Wildfires are burning the West Coast, hurricanes are flooding the Southeast — and some of those storms are rising from the dead.

Zombie storms are storms that regain strength after initially having died out. It is another addition to the more crazy going year 2020.

And these undead weather anomalies are becoming more common thanks to climate change.

Earlier this month, Tropical storm Paulette formed in the Atlantic Ocean and made landfall in Bermuda as a Category 1 hurricane. It then strengthened over land into a Category 2 hurricane, before weakening and dying off five and half days later. But then, a frightening thing happened: the storm wasn’t gone. Paulette regained strength and became a tropical storm once more about 300 miles (480 kilometers) away from the Azores Islands on Monday, September 21. The term “zombie storm” is new, and though the phenomenon has been recorded before, it is thought to be rare.

Zombie storms are going to happen more often,. And as with other natural disasters that have been intensifying in recent years, such as wildfires and hurricanes, climate change and rapid global warming are to blame.

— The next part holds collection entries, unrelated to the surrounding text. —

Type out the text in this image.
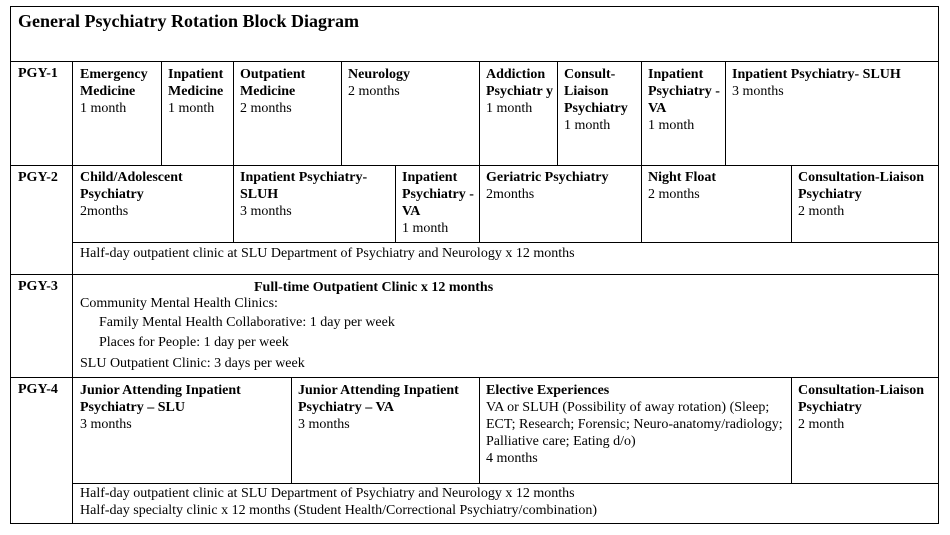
General Psychiatry Rotation Block Diagram
PGY-1 Emergency Medicine
1 month
Inpatient Medicine
1 month
Outpatient Medicine
2 months
Neurology
2 months
Addiction Psychiatr y
1 month
Consult-Liaison Psychiatry
1 month
Inpatient Psychiatry - VA
1 month
Inpatient Psychiatry- SLUH
3 months
PGY-2 Child/Adolescent Psychiatry
2months
Inpatient Psychiatry- SLUH
3 months
Inpatient Psychiatry - VA
1 month
Geriatric Psychiatry
2months
Night Float
2 months
Consultation-Liaison Psychiatry
2 month
Half-day outpatient clinic at SLU Department of Psychiatry and Neurology x 12 months
PGY-3	Full-time Outpatient Clinic x 12 months
Community Mental Health Clinics:
Family Mental Health Collaborative: 1 day per week
Places for People: 1 day per week
SLU Outpatient Clinic: 3 days per week
PGY-4 Junior Attending Inpatient Psychiatry – SLU
3 months
Junior Attending Inpatient Psychiatry – VA
3 months
Elective Experiences
VA or SLUH (Possibility of away rotation) (Sleep; ECT; Research; Forensic; Neuro-anatomy/radiology; Palliative care; Eating d/o)
4 months
Consultation-Liaison Psychiatry
2 month
Half-day outpatient clinic at SLU Department of Psychiatry and Neurology x 12 months
Half-day specialty clinic x 12 months (Student Health/Correctional Psychiatry/combination)
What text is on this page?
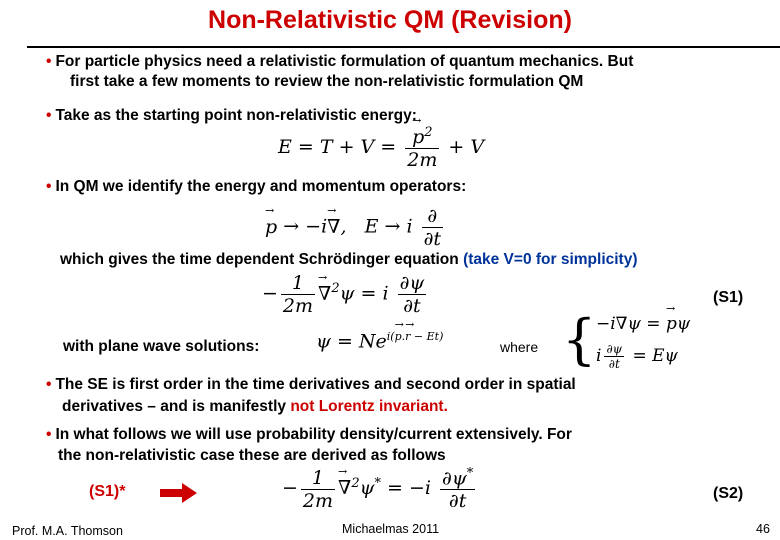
Non-Relativistic QM (Revision)
• For particle physics need a relativistic formulation of quantum mechanics. But
first take a few moments to review the non-relativistic formulation QM
• Take as the starting point non-relativistic energy:
E = T + V =
→ $\frac{p^2}{2m} + V$
• In QM we identify the energy and momentum operators:
→ p → −i→ ∇,   E → i $\frac{\partial}{\partial t}$
which gives the time dependent Schrödinger equation (take V=0 for simplicity)
− $\frac{1}{2m}$
→ ∇$^2$ψ = i $\frac{\partial\psi}{\partial t}$	(S1)
with plane wave solutions:	$\psi = Ne^{i(\to p.\to r - Et)}$
where { −i∇ψ = → pψ
i $\frac{\partial\psi}{\partial t} = E\psi$
• The SE is first order in the time derivatives and second order in spatial
derivatives – and is manifestly not Lorentz invariant.
• In what follows we will use probability density/current extensively. For
the non-relativistic case these are derived as follows
(S1)*	− $\frac{1}{2m}$
→ $\nabla^2\psi^* = -i \frac{\partial\psi^*}{\partial t}$	(S2)
Prof. M.A. Thomson	Michaelmas 2011	46
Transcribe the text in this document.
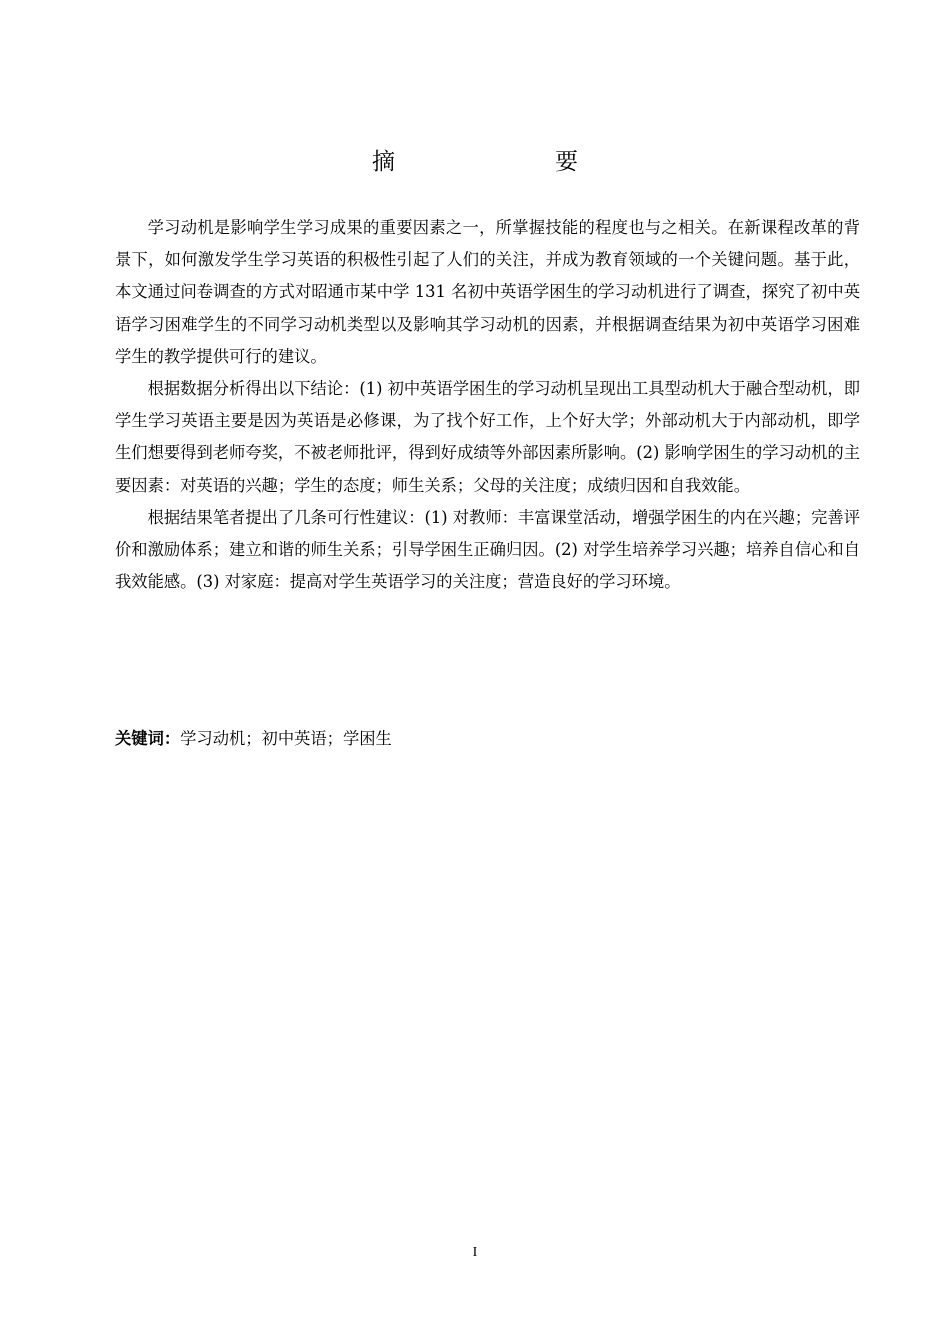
摘　　要

学习动机是影响学生学习成果的重要因素之一，所掌握技能的程度也与之相关。在新课程改革的背景下，如何激发学生学习英语的积极性引起了人们的关注，并成为教育领域的一个关键问题。基于此，本文通过问卷调查的方式对昭通市某中学 131 名初中英语学困生的学习动机进行了调查，探究了初中英语学习困难学生的不同学习动机类型以及影响其学习动机的因素，并根据调查结果为初中英语学习困难学生的教学提供可行的建议。

根据数据分析得出以下结论：(1) 初中英语学困生的学习动机呈现出工具型动机大于融合型动机，即学生学习英语主要是因为英语是必修课，为了找个好工作，上个好大学；外部动机大于内部动机，即学生们想要得到老师夸奖，不被老师批评，得到好成绩等外部因素所影响。(2) 影响学困生的学习动机的主要因素：对英语的兴趣；学生的态度；师生关系；父母的关注度；成绩归因和自我效能。

根据结果笔者提出了几条可行性建议：(1) 对教师：丰富课堂活动，增强学困生的内在兴趣；完善评价和激励体系；建立和谐的师生关系；引导学困生正确归因。(2) 对学生培养学习兴趣；培养自信心和自我效能感。(3) 对家庭：提高对学生英语学习的关注度；营造良好的学习环境。

关键词：学习动机；初中英语；学困生
I
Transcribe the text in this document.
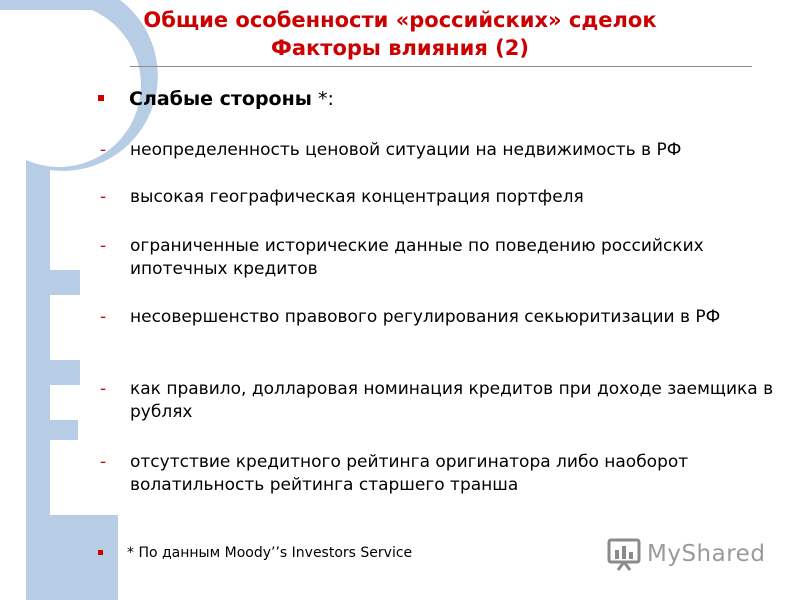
Общие особенности «российских» сделок
Факторы влияния (2)
Слабые стороны *:
- неопределенность ценовой ситуации на недвижимость в РФ
- высокая географическая концентрация портфеля
- ограниченные исторические данные по поведению российских ипотечных кредитов
- несовершенство правового регулирования секьюритизации в РФ
- как правило, долларовая номинация кредитов при доходе заемщика в рублях
- отсутствие кредитного рейтинга оригинатора либо наоборот волатильность рейтинга старшего транша
* По данным Moody’’s Investors Service	MyShared
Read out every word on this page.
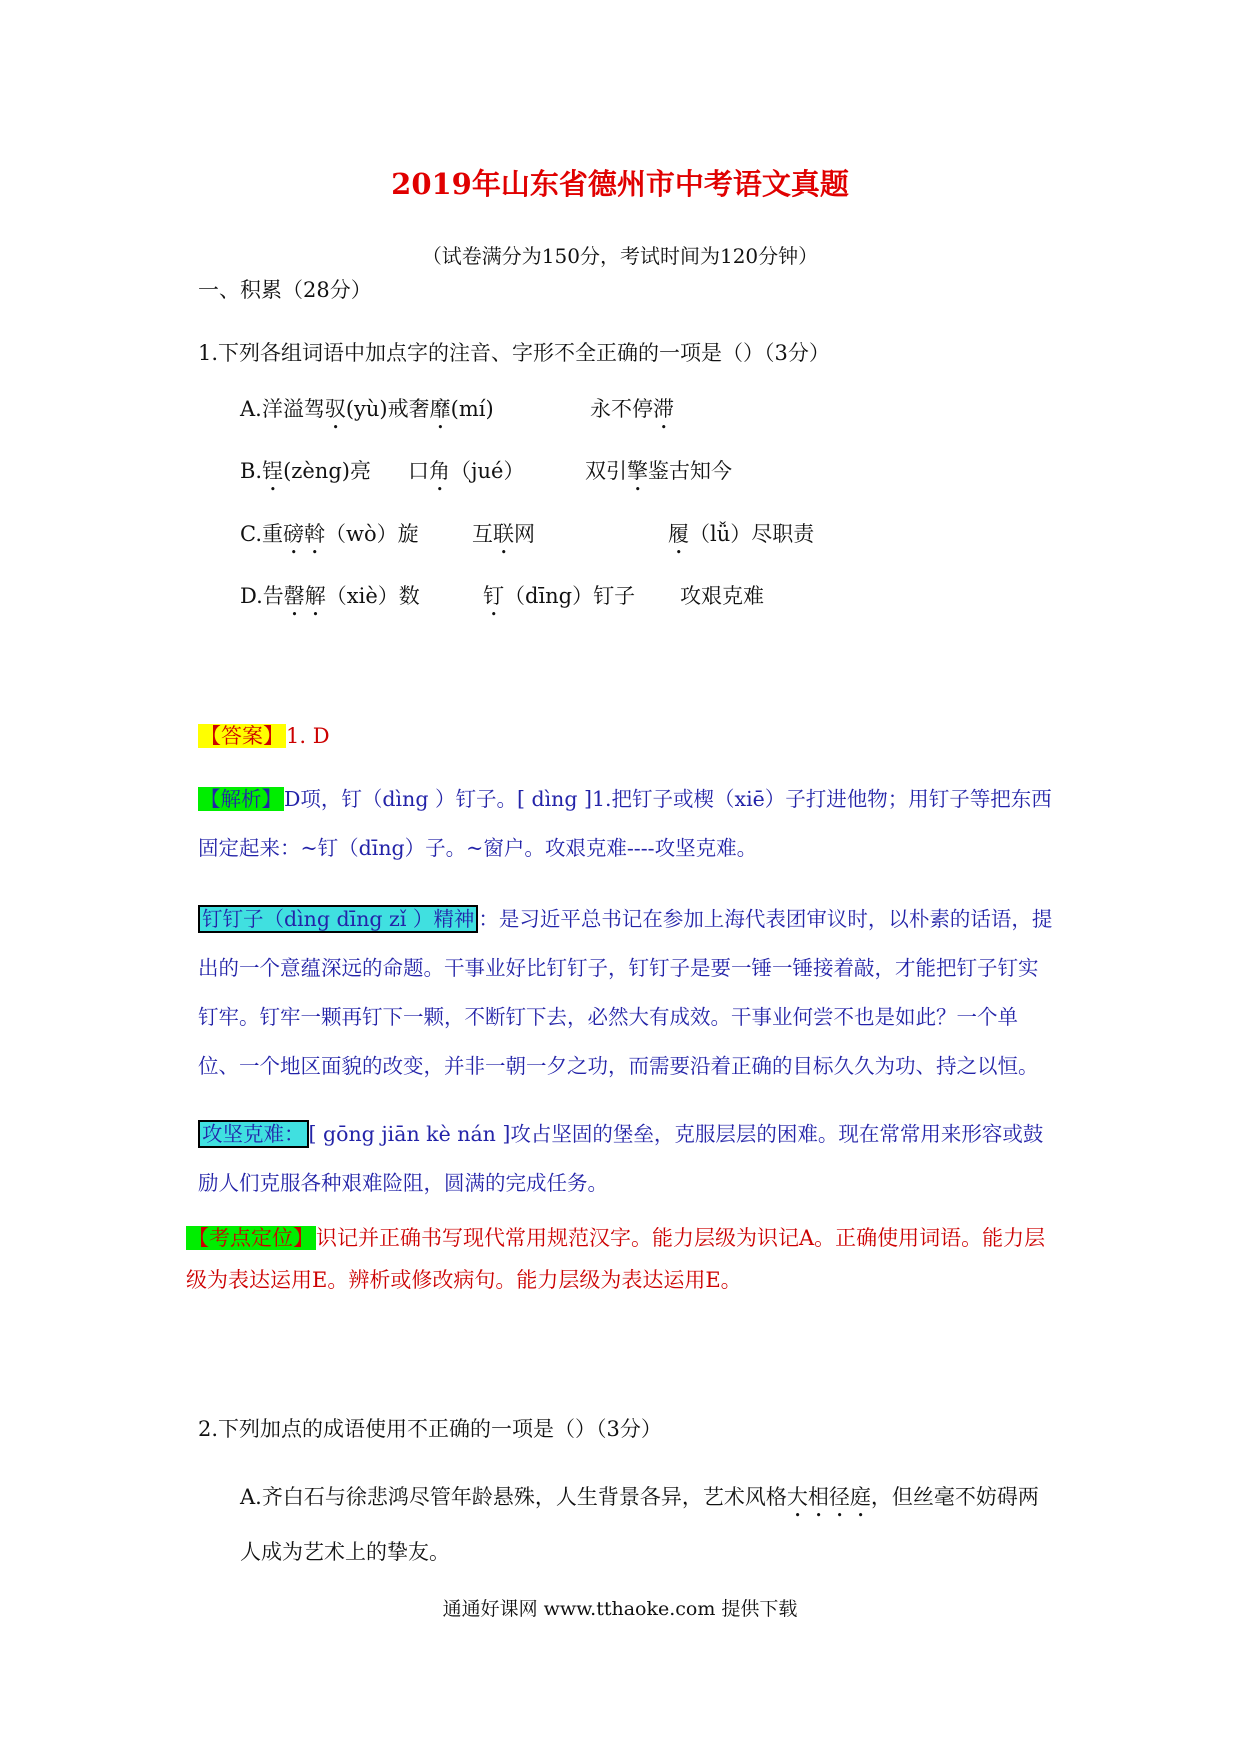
2019年山东省德州市中考语文真题
（试卷满分为150分，考试时间为120分钟）
一、积累（28分）
1.下列各组词语中加点字的注音、字形不全正确的一项是（）（3分）
A.洋溢驾驭(yù)戒奢靡(mí)	永不停滞
B.锃(zèng)亮 口角（jué）	双引擎鉴古知今
C.重磅斡（wò）旋	互联网	履（lǚ）尽职责
D.告罄解（xiè）数	钉（dīng）钉子 攻艰克难
【答案】1. D
【解析】D项，钉（dìng ）钉子。[ dìng ]1.把钉子或楔（xiē）子打进他物；用钉子等把东西固定起来：~钉（dīng）子。~窗户。攻艰克难----攻坚克难。
钉钉子（dìng dīng zǐ ）精神 ：是习近平总书记在参加上海代表团审议时，以朴素的话语，提出的一个意蕴深远的命题。干事业好比钉钉子，钉钉子是要一锤一锤接着敲，才能把钉子钉实钉牢。钉牢一颗再钉下一颗，不断钉下去，必然大有成效。干事业何尝不也是如此？一个单位、一个地区面貌的改变，并非一朝一夕之功，而需要沿着正确的目标久久为功、持之以恒。
攻坚克难： [ gōng jiān kè nán ]攻占坚固的堡垒，克服层层的困难。现在常常用来形容或鼓励人们克服各种艰难险阻，圆满的完成任务。
【考点定位】识记并正确书写现代常用规范汉字。能力层级为识记A。正确使用词语。能力层级为表达运用E。辨析或修改病句。能力层级为表达运用E。
2.下列加点的成语使用不正确的一项是（）（3分）
A.齐白石与徐悲鸿尽管年龄悬殊，人生背景各异，艺术风格大相径庭，但丝毫不妨碍两人成为艺术上的挚友。
通通好课网 www.tthaoke.com 提供下载
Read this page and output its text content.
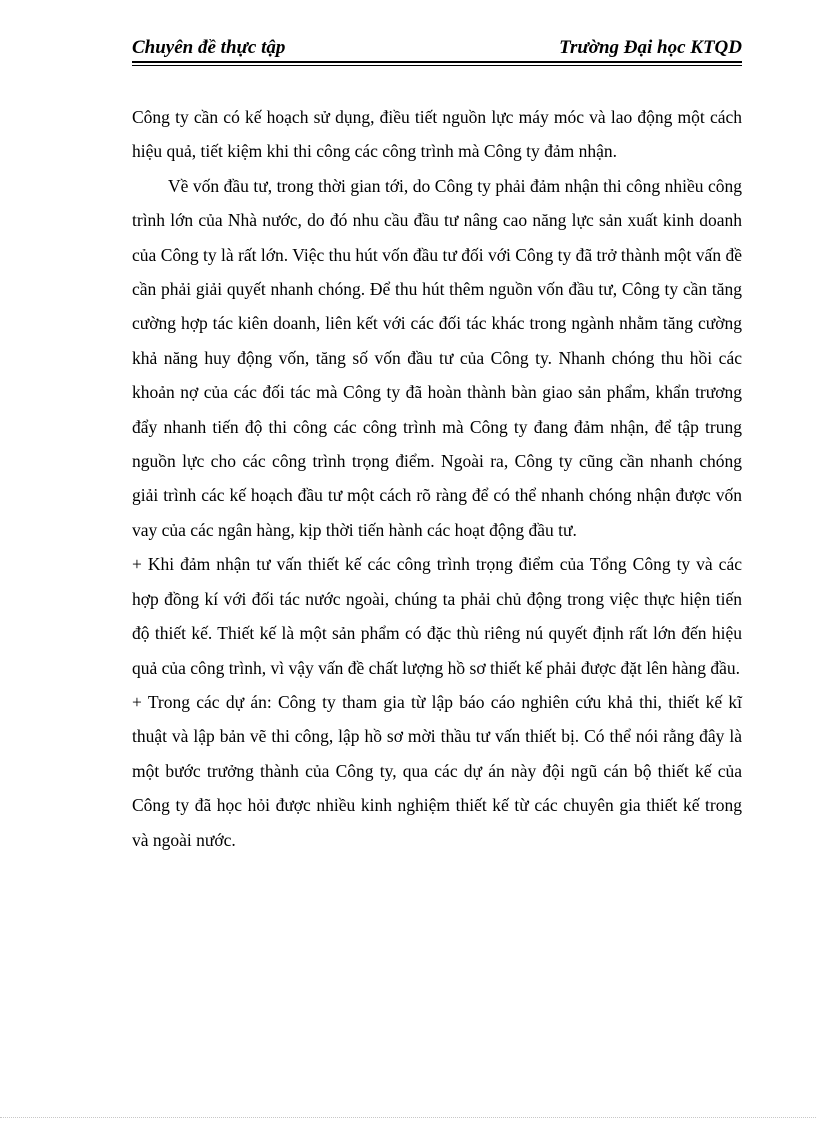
Chuyên đề thực tập	Trường Đại học KTQD

Công ty cần có kế hoạch sử dụng, điều tiết nguồn lực máy móc và lao động một cách hiệu quả, tiết kiệm khi thi công các công trình mà Công ty đảm nhận.

Về vốn đầu tư, trong thời gian tới, do Công ty phải đảm nhận thi công nhiều công trình lớn của Nhà nước, do đó nhu cầu đầu tư nâng cao năng lực sản xuất kinh doanh của Công ty là rất lớn. Việc thu hút vốn đầu tư đối với Công ty đã trở thành một vấn đề cần phải giải quyết nhanh chóng. Để thu hút thêm nguồn vốn đầu tư, Công ty cần tăng cường hợp tác kiên doanh, liên kết với các đối tác khác trong ngành nhằm tăng cường khả năng huy động vốn, tăng số vốn đầu tư của Công ty. Nhanh chóng thu hồi các khoản nợ của các đối tác mà Công ty đã hoàn thành bàn giao sản phẩm, khẩn trương đẩy nhanh tiến độ thi công các công trình mà Công ty đang đảm nhận, để tập trung nguồn lực cho các công trình trọng điểm. Ngoài ra, Công ty cũng cần nhanh chóng giải trình các kế hoạch đầu tư một cách rõ ràng để có thể nhanh chóng nhận được vốn vay của các ngân hàng, kịp thời tiến hành các hoạt động đầu tư.

+ Khi đảm nhận tư vấn thiết kế các công trình trọng điểm của Tổng Công ty và các hợp đồng kí với đối tác nước ngoài, chúng ta phải chủ động trong việc thực hiện tiến độ thiết kế. Thiết kế là một sản phẩm có đặc thù riêng nú quyết định rất lớn đến hiệu quả của công trình, vì vậy vấn đề chất lượng hồ sơ thiết kế phải được đặt lên hàng đầu.

+ Trong các dự án: Công ty tham gia từ lập báo cáo nghiên cứu khả thi, thiết kế kĩ thuật và lập bản vẽ thi công, lập hồ sơ mời thầu tư vấn thiết bị. Có thể nói rằng đây là một bước trưởng thành của Công ty, qua các dự án này đội ngũ cán bộ thiết kế của Công ty đã học hỏi được nhiều kinh nghiệm thiết kế từ các chuyên gia thiết kế trong và ngoài nước.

There has been an extreme amount of heating of the Gulf (of Mexico), particularly in some of the ocean areas off of the Carribean. The Gulf of Mexico, where many hurricanes gain strength before hitting the U.S., is particularly vulnerable to global warming because the gulf waters are very shallow — and thus heat up easily.

Atlantic Ocean storms typically form in warmer parts of the ocean near Africa, due to a combination of atmospheric and ocean conditions. They then move across the ocean toward the Americas. Hurricanes need warm water and moist air to form. Storms grow if there’s a continuous supply of energy from warm water and air, and they weaken when they move over cooler waters or over land.

When they were not so strong, in the past, they would just die out over the Atlantic. But now, they reach warm water in the Carribean region and pick up energy again. This is also true for storms that haven’t died out yet. For instance, about a month ago, Hurricane Laura strengthened overnight from a Category 1 storm to a Category 4 storm because it picked up energy from warm water in the Gulf.

With a warming globe, storms are likely to become more intense. That means the idea of “zombie storms” may be here to stay.